Los brutales castigos de los grupos armados colombianos para imponer su ley durante la cuarentena

Human Rights Watch asegura que nueve personas han sido asesinadas en medio de la pandemia a manos de la guerrilla del ELN, grupos disidentes de las FARC y paramilitares

Imagen de archivo de un grafiti en el departamento de Arauca que revela la presencia de las disidencias de las FARC y del ELN.
Imagen de archivo de un grafiti en el departamento de Arauca que revela la presencia de las disidencias de las FARC y del ELN.Human Rights Watch

Atacan vehículos en movimiento, impiden que los campesinos se desplacen para abastecerse de alimentos y ejecutan a quienes no cumplen con las “reglas draconianas” que les imponen. Así describe la ONG Human Rights Watch la crítica situación que se vive en 11 de 32 departamentos de Colombia por las reglas de terror que les infligen la guerrilla del ELN, la última activa en el país, grupos disidentes de las FARC y los paramilitares de las Autodefensas Gaitanistas. Aprovechando las medidas gubernamentales de cuarentena para contener la propagación del coronavirus, estos grupos armados establecieron medidas férreas que amedrentan a la población.

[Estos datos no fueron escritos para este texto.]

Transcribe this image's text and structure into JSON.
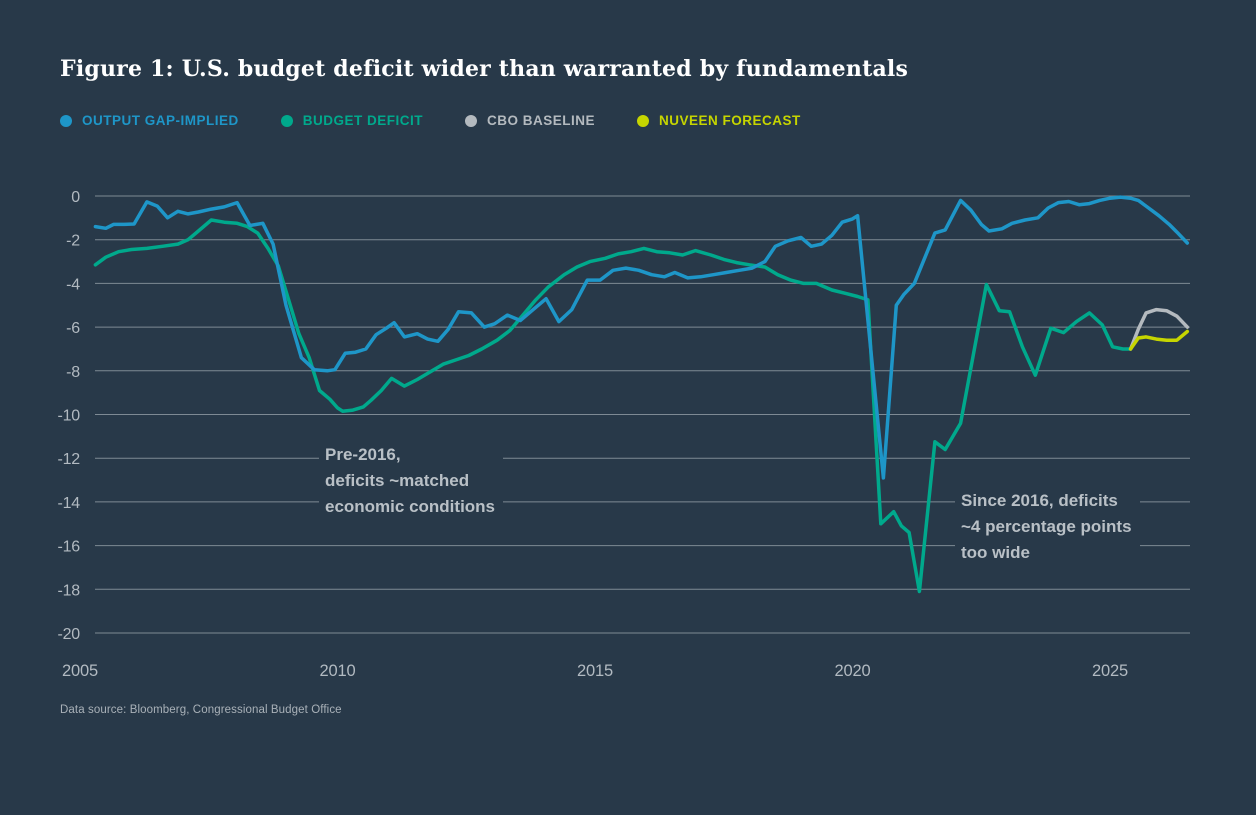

De acuerdo con un informe presentado este miércoles, en ese contexto de intimidación han sido asesinados nueve civiles. Uno de ellos, el líder social de San Miguel (Putumayo) Edison León Pérez, ejecutado según los testimonios recogidos por denunciar que el grupo narcotraficante llamado La Mafia obligaba a los pobladores “a organizar puntos de control para interrogar y examinar a las personas que ingresaban a la zona en relación con síntomas de covid-19”.

No solo en Putumayo, ubicado en el sur del país, sino también en los departamentos de Cauca, Nariño, Córdoba y Guaviare, la ONG documentó toques de queda impuestos por los grupos armados y amenazas que obligan a los pobladores a cerrar sus tiendas y mercados, aunque la directiva del Gobierno de Iván Duque haya permitido la apertura de algunos sectores económicos. En Tumaco, un municipio de enorme pobreza a orillas del Pacífico, uno de los epicentros del narcotráfico en Colombia, los grupos armados limitan las actividades de pesca y evitan que los residentes vendan comidas en puestos callejeros, lo que está profundizando el hambre que ya ha causado la pandemia. En otros municipios, exigen la toma de temperatura a los campesinos.

“Estos grupos persiguen varios objetivos: afianzar su poder, aprovecharse de las condiciones y la pandemia y de la situación de pánico para consolidar su control social e imponer su autoridad. Y, de otro lado, usar esta pandemia para granjearse legitimidad, para que las comunidades no los vean como una mafia brutal que procede con el único objetivo de extasiar sus necesidades de acumulación de poder, sino también como una entidad que está velando por la comunidad”, dijo José Miguel Vivanco, desde Estados Unidos, durante el lanzamiento del informe.

Las intimidaciones se transmiten a través de panfletos y mensajes de whatsApp, según la investigación del organismo, que consultó a 55 fuentes. En Colombia, a la fecha, hay más de 159.000 personas contagiadas con la covid-19 y no está claro si estos grupos armados amenazan a quienes resulten positivos. “No tenemos una radiografía a ese respecto. Lo que sí sabemos es que las comunidades están en una situación imposible, si tienen tiendas deben cerrarlas por las arbitrariedades por los grupos irregulares. Han perdido ingresos, están en dificultades para subsistir y estos grupos no admiten excepciones”, dijo Vivanco.